Dec2008 NJDHSS memo clarifies Religious Exemptions

December 1, 2008
Attempts to eliminate inconsistent and arbitrary denials of religious exemptions occurring across NJ.
NJDHSS released a memo (read it HERE) to all NJ County and School superintendents, all principals, and public /private school administrators, clarifying and proposing amendments to the current religious exemption. This memo was the health department's attempt to make obtaining the religious exemption more uniform and concrete. For some time, health and school administrators have arbitrarily and incorrectly either denied or accepted religious exemptions. Citizen complaints forced them to take action.

The proposed amendment to the current Statute is the addition of specific wording meant to alleviate any confusion among administrators as to what legally qualifies as a religious exemption.
N.J.S.A. 26:1A-1 will add: "When a parent or guardian submits their written religious exemption to immunization, which contains some religious reference, those persons charged with implementing administrative rules at N.J.A.C. 8:57-4.4 should not question whether the parent's professed religious statement or stated belief is reasonable, acceptable, sincere and bona fide.

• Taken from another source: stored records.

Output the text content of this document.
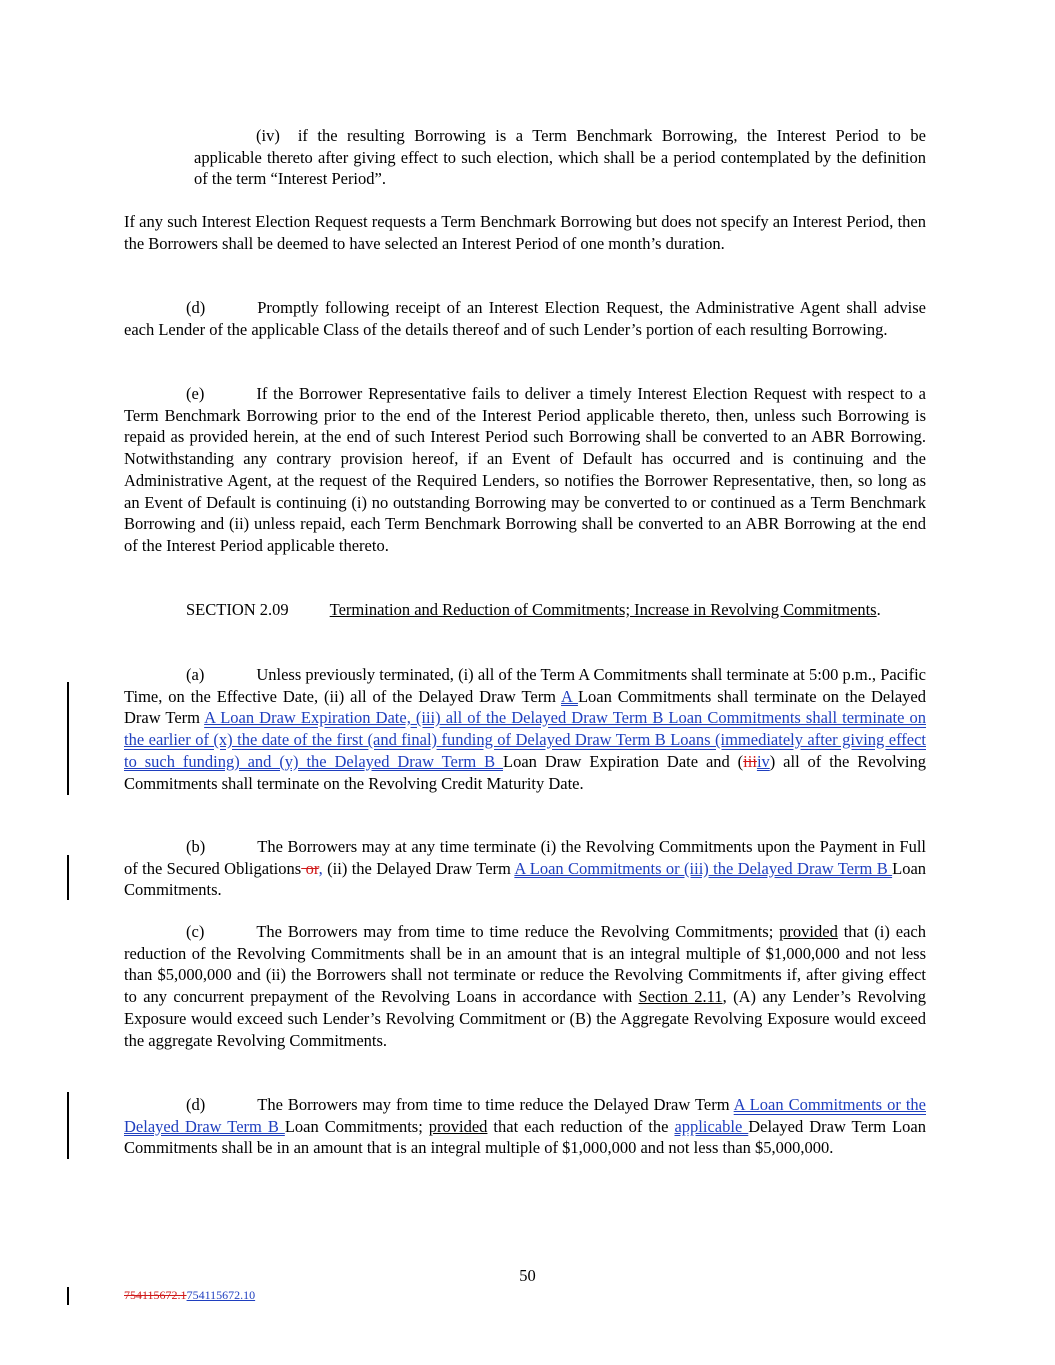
(iv) if the resulting Borrowing is a Term Benchmark Borrowing, the Interest Period to be applicable thereto after giving effect to such election, which shall be a period contemplated by the definition of the term “Interest Period”.
If any such Interest Election Request requests a Term Benchmark Borrowing but does not specify an Interest Period, then the Borrowers shall be deemed to have selected an Interest Period of one month’s duration.
(d)	Promptly following receipt of an Interest Election Request, the Administrative Agent shall advise each Lender of the applicable Class of the details thereof and of such Lender’s portion of each resulting Borrowing.
(e)	If the Borrower Representative fails to deliver a timely Interest Election Request with respect to a Term Benchmark Borrowing prior to the end of the Interest Period applicable thereto, then, unless such Borrowing is repaid as provided herein, at the end of such Interest Period such Borrowing shall be converted to an ABR Borrowing. Notwithstanding any contrary provision hereof, if an Event of Default has occurred and is continuing and the Administrative Agent, at the request of the Required Lenders, so notifies the Borrower Representative, then, so long as an Event of Default is continuing (i) no outstanding Borrowing may be converted to or continued as a Term Benchmark Borrowing and (ii) unless repaid, each Term Benchmark Borrowing shall be converted to an ABR Borrowing at the end of the Interest Period applicable thereto.
SECTION 2.09 Termination and Reduction of Commitments; Increase in Revolving Commitments.
(a)	Unless previously terminated, (i) all of the Term A Commitments shall terminate at 5:00 p.m., Pacific Time, on the Effective Date, (ii) all of the Delayed Draw Term A Loan Commitments shall terminate on the Delayed Draw Term A Loan Draw Expiration Date, (iii) all of the Delayed Draw Term B Loan Commitments shall terminate on the earlier of (x) the date of the first (and final) funding of Delayed Draw Term B Loans (immediately after giving effect to such funding) and (y) the Delayed Draw Term B Loan Draw Expiration Date and (iiiiv) all of the Revolving Commitments shall terminate on the Revolving Credit Maturity Date.
(b)	The Borrowers may at any time terminate (i) the Revolving Commitments upon the Payment in Full of the Secured Obligations or, (ii) the Delayed Draw Term A Loan Commitments or (iii) the Delayed Draw Term B Loan Commitments.
(c)	The Borrowers may from time to time reduce the Revolving Commitments; provided that (i) each reduction of the Revolving Commitments shall be in an amount that is an integral multiple of $1,000,000 and not less than $5,000,000 and (ii) the Borrowers shall not terminate or reduce the Revolving Commitments if, after giving effect to any concurrent prepayment of the Revolving Loans in accordance with Section 2.11, (A) any Lender’s Revolving Exposure would exceed such Lender’s Revolving Commitment or (B) the Aggregate Revolving Exposure would exceed the aggregate Revolving Commitments.
(d)	The Borrowers may from time to time reduce the Delayed Draw Term A Loan Commitments or the Delayed Draw Term B Loan Commitments; provided that each reduction of the applicable Delayed Draw Term Loan Commitments shall be in an amount that is an integral multiple of $1,000,000 and not less than $5,000,000.
50
754115672.1754115672.10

In practice, if the written statement contains the word 'religion' or 'religious' or some reference thereto, then the statement should be accepted and the religious exemption of mandatory immunization(s) be granted."

The memo also specifies that "Objections to vaccination based on grounds which are not medical or religious in nature and which are of a philosophical, moral, secular or more general nature continue to be unacceptable."